Asimov was not in the "try to come with a good framework for robot ethics" business. He was in the business of trying to come up with some simple, intuitive idea that didn't require the readers to have a degree in ethics and that was broken and vague enough to have a plenty of counterexamples to make stories about.

In short, Asimov absolutely did not propose his framework as an actually workable one, any more than, say, Atwood proposed the Gilead as a workable framework for society. They were nothing but story premises that the consequences of which the respective authors wanted to explore.

1 comments

>The burden of proof is [...]

Sometimes we can just talk about things without having to pretend we're in a court of law or defending our phd thesis.

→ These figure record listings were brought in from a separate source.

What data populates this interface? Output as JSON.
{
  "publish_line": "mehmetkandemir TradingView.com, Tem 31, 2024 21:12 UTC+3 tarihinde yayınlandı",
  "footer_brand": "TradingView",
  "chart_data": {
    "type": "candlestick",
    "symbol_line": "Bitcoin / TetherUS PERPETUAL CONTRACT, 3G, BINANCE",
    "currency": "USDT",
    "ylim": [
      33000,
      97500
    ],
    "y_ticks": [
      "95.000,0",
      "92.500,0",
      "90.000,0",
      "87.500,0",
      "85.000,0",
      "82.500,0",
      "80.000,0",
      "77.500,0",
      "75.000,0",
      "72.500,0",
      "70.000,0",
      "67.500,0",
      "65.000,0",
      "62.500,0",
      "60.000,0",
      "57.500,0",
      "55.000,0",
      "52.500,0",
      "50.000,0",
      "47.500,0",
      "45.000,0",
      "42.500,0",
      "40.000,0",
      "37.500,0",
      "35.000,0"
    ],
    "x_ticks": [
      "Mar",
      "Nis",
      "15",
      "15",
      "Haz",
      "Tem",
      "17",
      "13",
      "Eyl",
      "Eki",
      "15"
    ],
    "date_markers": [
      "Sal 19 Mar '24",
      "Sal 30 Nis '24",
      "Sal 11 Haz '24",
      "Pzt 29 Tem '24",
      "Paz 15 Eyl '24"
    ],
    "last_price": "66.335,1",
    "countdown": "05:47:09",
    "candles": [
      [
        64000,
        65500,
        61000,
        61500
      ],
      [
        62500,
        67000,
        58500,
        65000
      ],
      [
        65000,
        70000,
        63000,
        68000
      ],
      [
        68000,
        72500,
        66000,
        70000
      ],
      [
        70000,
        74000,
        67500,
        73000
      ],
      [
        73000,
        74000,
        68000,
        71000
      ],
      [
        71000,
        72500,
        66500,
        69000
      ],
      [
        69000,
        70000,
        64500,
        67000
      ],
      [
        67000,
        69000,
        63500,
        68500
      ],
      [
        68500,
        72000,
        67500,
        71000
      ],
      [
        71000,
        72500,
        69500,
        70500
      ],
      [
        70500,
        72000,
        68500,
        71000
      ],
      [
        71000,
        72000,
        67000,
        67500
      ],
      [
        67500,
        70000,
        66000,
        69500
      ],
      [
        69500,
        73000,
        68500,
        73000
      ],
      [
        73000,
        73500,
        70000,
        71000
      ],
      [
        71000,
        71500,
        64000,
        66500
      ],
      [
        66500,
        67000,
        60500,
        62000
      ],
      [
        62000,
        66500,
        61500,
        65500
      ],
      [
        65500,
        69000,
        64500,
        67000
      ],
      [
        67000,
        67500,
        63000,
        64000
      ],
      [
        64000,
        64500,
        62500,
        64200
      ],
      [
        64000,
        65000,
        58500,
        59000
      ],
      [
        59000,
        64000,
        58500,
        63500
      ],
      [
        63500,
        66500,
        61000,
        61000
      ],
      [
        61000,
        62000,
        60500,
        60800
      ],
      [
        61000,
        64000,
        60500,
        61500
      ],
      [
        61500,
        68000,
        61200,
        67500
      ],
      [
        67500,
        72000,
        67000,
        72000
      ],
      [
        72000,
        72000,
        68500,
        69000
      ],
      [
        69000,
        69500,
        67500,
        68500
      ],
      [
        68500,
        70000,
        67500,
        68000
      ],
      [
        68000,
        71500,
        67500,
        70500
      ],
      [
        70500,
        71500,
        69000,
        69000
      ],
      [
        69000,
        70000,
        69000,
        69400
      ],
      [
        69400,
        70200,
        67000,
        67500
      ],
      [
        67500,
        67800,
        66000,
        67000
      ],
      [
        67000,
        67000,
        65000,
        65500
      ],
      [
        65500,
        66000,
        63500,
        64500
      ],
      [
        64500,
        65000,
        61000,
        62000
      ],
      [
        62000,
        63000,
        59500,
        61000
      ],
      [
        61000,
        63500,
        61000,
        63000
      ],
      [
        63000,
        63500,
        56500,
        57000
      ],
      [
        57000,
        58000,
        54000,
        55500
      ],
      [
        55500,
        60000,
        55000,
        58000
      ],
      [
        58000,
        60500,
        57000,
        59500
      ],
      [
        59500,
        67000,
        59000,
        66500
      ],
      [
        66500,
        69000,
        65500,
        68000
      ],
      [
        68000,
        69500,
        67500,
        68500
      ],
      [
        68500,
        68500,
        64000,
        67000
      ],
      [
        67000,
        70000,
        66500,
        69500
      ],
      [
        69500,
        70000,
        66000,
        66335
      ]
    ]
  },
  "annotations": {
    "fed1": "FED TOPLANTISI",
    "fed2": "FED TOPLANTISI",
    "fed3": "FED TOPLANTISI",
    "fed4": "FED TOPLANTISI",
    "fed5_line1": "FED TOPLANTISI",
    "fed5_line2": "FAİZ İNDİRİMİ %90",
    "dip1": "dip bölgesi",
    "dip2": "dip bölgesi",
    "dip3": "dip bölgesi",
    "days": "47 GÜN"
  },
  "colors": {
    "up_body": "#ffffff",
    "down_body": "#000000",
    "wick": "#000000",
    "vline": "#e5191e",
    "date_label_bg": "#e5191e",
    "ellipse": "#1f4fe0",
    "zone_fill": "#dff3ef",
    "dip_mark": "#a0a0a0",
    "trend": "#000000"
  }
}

Original commenter wasn't asking for anyone to prove anything, or trying to prove anything themselves. They just observed that some conversations are hand-waved away.

Given the total vagueness of the three laws idea and how Asimov came up with the idea because he wanted something easily broken to be used as a plot device, the perfectly reasonable stance is to not take them seriously a priori. Anyone is totally within their rights to think about them more and present for discussion some more solid ethical framework based on them. But I'd rather AI ethicists focused on frameworks that had some finite probability of actually working.

Given that we've been thinking about ethics for thousands of years, and haven't really made much progress, I think it's pretty clear that anything that can be condensed into three sentences is not a workable model.